Geopolitics will continue to be a ﬁxture of markets for time to come as increasing polarisation and fractures appear in bilateral ties leading to more volatility in turbulent times. “We are entering an unprecedented period of geopolitical risk that investors have to price-in when making decisions in their portfolio,” Teng Chee Wai, Managing Director of Affin Hwang AM said at the company’s annual investment forum held at MITEC, Kuala Lumpur on the 20th July, Saturday.
Teng contends that there is a possibility of US President Donald Trump winning a second term in the White House due to a lack of strong candidates from the Democrats and also Trump’s own ability to rile up political support by tapping into populist sentiment.
“The reality is that investors may have to live with Trump for the next 4 to 5 years if he wins election next year.

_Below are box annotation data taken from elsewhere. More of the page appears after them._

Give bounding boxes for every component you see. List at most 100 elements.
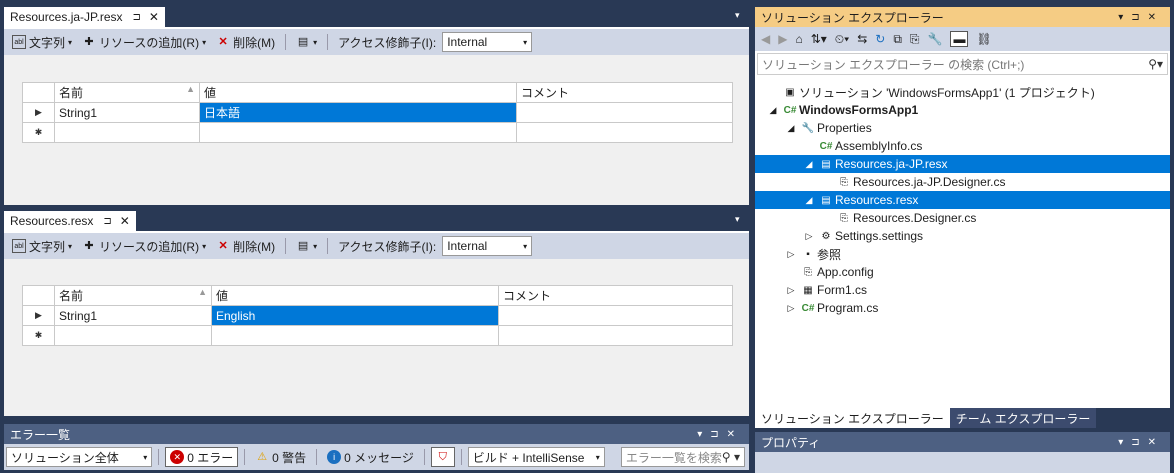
window-controls-icon[interactable]: ▾⊐✕ [1118, 437, 1164, 448]
se-search-input[interactable]: ソリューション エクスプローラー の検索 (Ctrl+;) ⚲▾ [757, 53, 1168, 75]
build-source-select[interactable]: ビルド + IntelliSense ▾ [467, 447, 605, 467]
tree-item[interactable]: ▣ ソリューション 'WindowsFormsApp1' (1 プロジェクト) [755, 83, 1170, 101]
file-icon: C# [801, 302, 815, 314]
tree-item[interactable]: ▷ ▪ 参照 [755, 245, 1170, 263]
tree-item-label: Form1.cs [817, 283, 868, 297]
new-row[interactable]: ✱ [22, 325, 733, 346]
strings-button[interactable]: abl 文字列 ▾ [8, 238, 76, 255]
cell-comment[interactable] [498, 305, 733, 326]
properties-body [755, 452, 1170, 473]
abc-icon: abl [12, 35, 26, 49]
cell-comment[interactable] [516, 102, 733, 123]
view-button[interactable]: ▤ ▾ [292, 35, 321, 49]
dropdown-icon[interactable]: ▾ [735, 10, 740, 21]
search-icon: ⚲▾ [1148, 57, 1163, 71]
access-label: アクセス修飾子(I): [338, 35, 437, 50]
solution-explorer-titlebar: ソリューション エクスプローラー ▾⊐✕ [755, 7, 1170, 27]
messages-filter-button[interactable]: i0 メッセージ [323, 449, 418, 466]
sync-icon[interactable]: ⇅▾ [811, 32, 827, 46]
panel-title: ソリューション エクスプローラー [761, 10, 944, 25]
close-icon[interactable]: ✕ [120, 214, 130, 228]
pin-icon[interactable]: ⊐ [133, 12, 141, 23]
properties-icon[interactable]: 🔧 [928, 32, 943, 46]
expand-arrow-icon[interactable]: ▷ [801, 231, 817, 242]
expand-arrow-icon[interactable]: ▷ [783, 303, 799, 314]
tree-item[interactable]: ▷ C# Program.cs [755, 299, 1170, 317]
file-icon: ⎘ [840, 176, 848, 188]
column-value[interactable]: 値 [211, 285, 499, 306]
errorlist-search-input[interactable]: エラー一覧を検索 ⚲ ▾ [620, 447, 746, 467]
delete-button[interactable]: ✕ 削除(M) [212, 34, 279, 51]
errors-filter-button[interactable]: ✕ 0 エラー [165, 447, 239, 467]
tree-item[interactable]: ▷ ⚙ Settings.settings [755, 227, 1170, 245]
access-modifier-select[interactable]: Internal ▾ [442, 32, 533, 52]
expand-arrow-icon[interactable]: ◢ [801, 159, 817, 170]
toolbar-separator [327, 238, 329, 254]
show-all-icon[interactable]: ⎘ [910, 32, 920, 47]
switch-view-icon[interactable]: ⇆ [857, 32, 867, 46]
diagram-icon[interactable]: ⛓ [976, 32, 991, 46]
cell-value[interactable]: English [211, 305, 499, 326]
tab-team-explorer[interactable]: チーム エクスプローラー [949, 408, 1097, 428]
access-modifier-select[interactable]: Internal ▾ [442, 236, 533, 256]
tree-item[interactable]: ⎘ App.config [755, 263, 1170, 281]
column-comment[interactable]: コメント [498, 285, 733, 306]
expand-arrow-icon[interactable]: ▷ [783, 285, 799, 296]
scope-select[interactable]: ソリューション全体 ▾ [6, 447, 153, 467]
expand-arrow-icon[interactable]: ◢ [765, 105, 781, 116]
se-toolbar: ◀ ▶ ⌂ ⇅▾ ⏲▾ ⇆ ↻ ⧉ ⎘ 🔧 ▬ ⛓ [755, 27, 1170, 51]
expand-arrow-icon[interactable]: ▷ [783, 249, 799, 260]
add-resource-icon: ✚ [84, 240, 94, 252]
home-icon[interactable]: ⌂ [795, 32, 802, 46]
tab-resources-ja-jp[interactable]: Resources.ja-JP.resx ⊐ ✕ [4, 7, 165, 27]
warnings-filter-button[interactable]: ⚠ 0 警告 [251, 449, 310, 466]
tree-item[interactable]: ◢ ▤ Resources.ja-JP.resx [755, 155, 1170, 173]
tab-solution-explorer[interactable]: ソリューション エクスプローラー [755, 408, 950, 428]
table-row[interactable]: ▶ String1 English [22, 305, 733, 326]
close-icon[interactable]: ✕ [149, 10, 159, 24]
tree-item[interactable]: ⎘ Resources.ja-JP.Designer.cs [755, 173, 1170, 191]
view-button[interactable]: ▤ ▾ [292, 239, 321, 253]
cell-name[interactable]: String1 [54, 102, 200, 123]
file-icon: 🔧 [801, 122, 815, 134]
tree-item[interactable]: ◢ ▤ Resources.resx [755, 191, 1170, 209]
filter-icon: ⛉ [438, 451, 447, 463]
column-comment[interactable]: コメント [516, 82, 733, 103]
expand-arrow-icon[interactable]: ◢ [801, 195, 817, 206]
cell-value[interactable]: 日本語 [199, 102, 517, 123]
cell-name[interactable]: String1 [54, 305, 212, 326]
expand-arrow-icon[interactable]: ◢ [783, 123, 799, 134]
delete-icon: ✕ [218, 36, 228, 48]
window-controls-icon[interactable]: ▾⊐✕ [697, 429, 743, 440]
add-resource-button[interactable]: ✚ リソースの追加(R) ▾ [78, 34, 210, 51]
forward-icon[interactable]: ▶ [778, 32, 787, 46]
properties-titlebar: プロパティ ▾⊐✕ [755, 432, 1170, 452]
tree-item[interactable]: ▷ ▦ Form1.cs [755, 281, 1170, 299]
preview-icon[interactable]: ▬ [950, 31, 969, 47]
tree-item-label: Settings.settings [835, 229, 924, 243]
column-name[interactable]: 名前 ▲ [54, 82, 200, 103]
tree-item[interactable]: ◢ 🔧 Properties [755, 119, 1170, 137]
table-row[interactable]: ▶ String1 日本語 [22, 102, 733, 123]
view-icon: ▤ [297, 36, 309, 48]
tree-item[interactable]: ⎘ Resources.Designer.cs [755, 209, 1170, 227]
add-resource-button[interactable]: ✚ リソースの追加(R) ▾ [78, 238, 210, 255]
dropdown-icon[interactable]: ▾ [735, 214, 740, 225]
window-controls-icon[interactable]: ▾⊐✕ [1118, 12, 1164, 23]
tree-item[interactable]: C# AssemblyInfo.cs [755, 137, 1170, 155]
column-value[interactable]: 値 [199, 82, 517, 103]
errorlist-titlebar: エラー一覧 ▾⊐✕ [4, 424, 749, 444]
tree-item[interactable]: ◢ C# WindowsFormsApp1 [755, 101, 1170, 119]
collapse-icon[interactable]: ⧉ [893, 32, 902, 47]
pin-icon[interactable]: ⊐ [103, 216, 111, 227]
history-icon[interactable]: ⏲▾ [835, 32, 849, 47]
warning-icon: ⚠ [257, 451, 268, 463]
new-row[interactable]: ✱ [22, 122, 733, 143]
strings-button[interactable]: abl 文字列 ▾ [8, 34, 76, 51]
column-name[interactable]: 名前 ▲ [54, 285, 212, 306]
tab-resources-resx[interactable]: Resources.resx ⊐ ✕ [4, 211, 136, 231]
back-icon[interactable]: ◀ [761, 32, 770, 46]
delete-button[interactable]: ✕ 削除(M) [212, 238, 279, 255]
refresh-icon[interactable]: ↻ [875, 32, 885, 46]
filter-toggle-button[interactable]: ⛉ [430, 447, 455, 467]
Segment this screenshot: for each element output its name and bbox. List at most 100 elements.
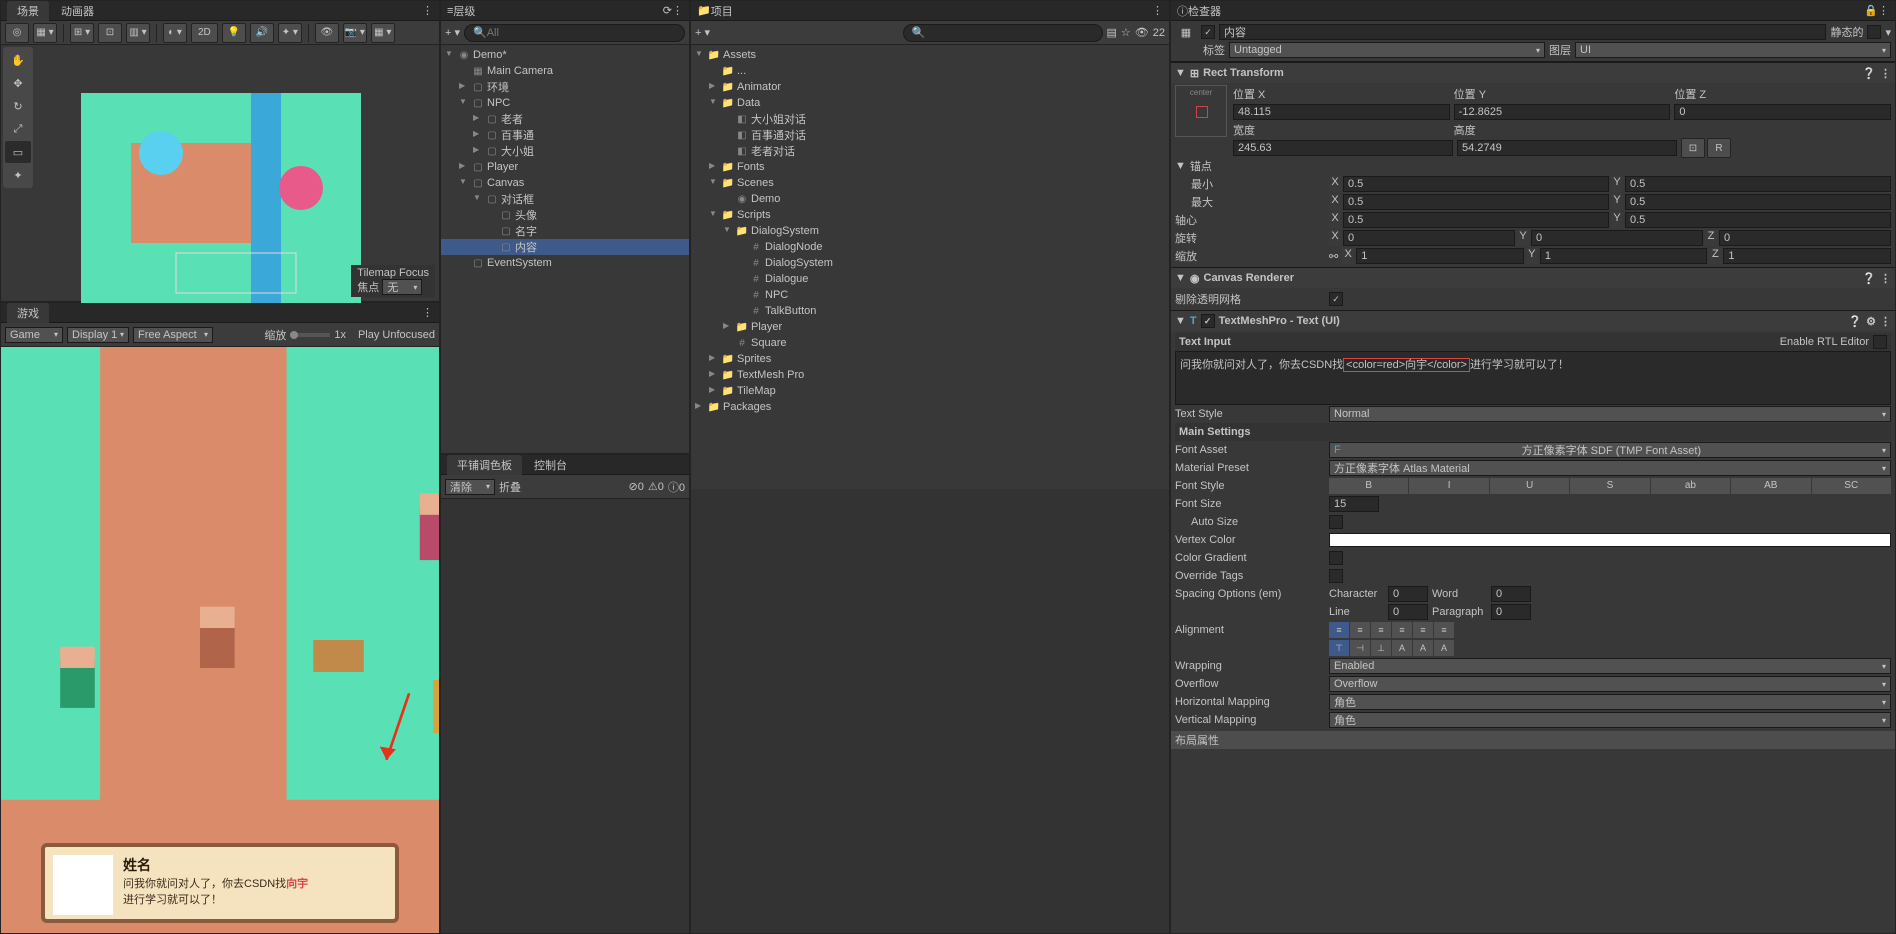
game-mode-dropdown[interactable]: Game (5, 327, 63, 343)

His penchant for Twitter diplomacy has the ability to inﬂuence market behaviour and also introduce policy uncertainty unlike anything we have tread before. Will he be a better president or continue to be reckless if he wins? Nobody knows the answer,” adds Teng.
Unresolved US-China trade tensions which has stretched into a year-long trade war is another key risk that could roil risk-assets. Markets enjoyed a temporary reprieve since Trump and Chinese President Xi Jinping reached a trade truce in June at the G-20 summit in Japan, where both sides agreed to hold off from imposing any new tariffs and resume negotiations. However, the apparent lull in the trade war could easily turn the other way, according to Teng.
“Trade talks between US and China are not going to be easy with many structural barriers at hand. And knowing Trump’s volatile nature, he could just as easily upend negotiations and decide to impose tariffs again. Or he may decide to be best friends (sic) once more with China. This makes investing in this environment very difficult,” said Teng.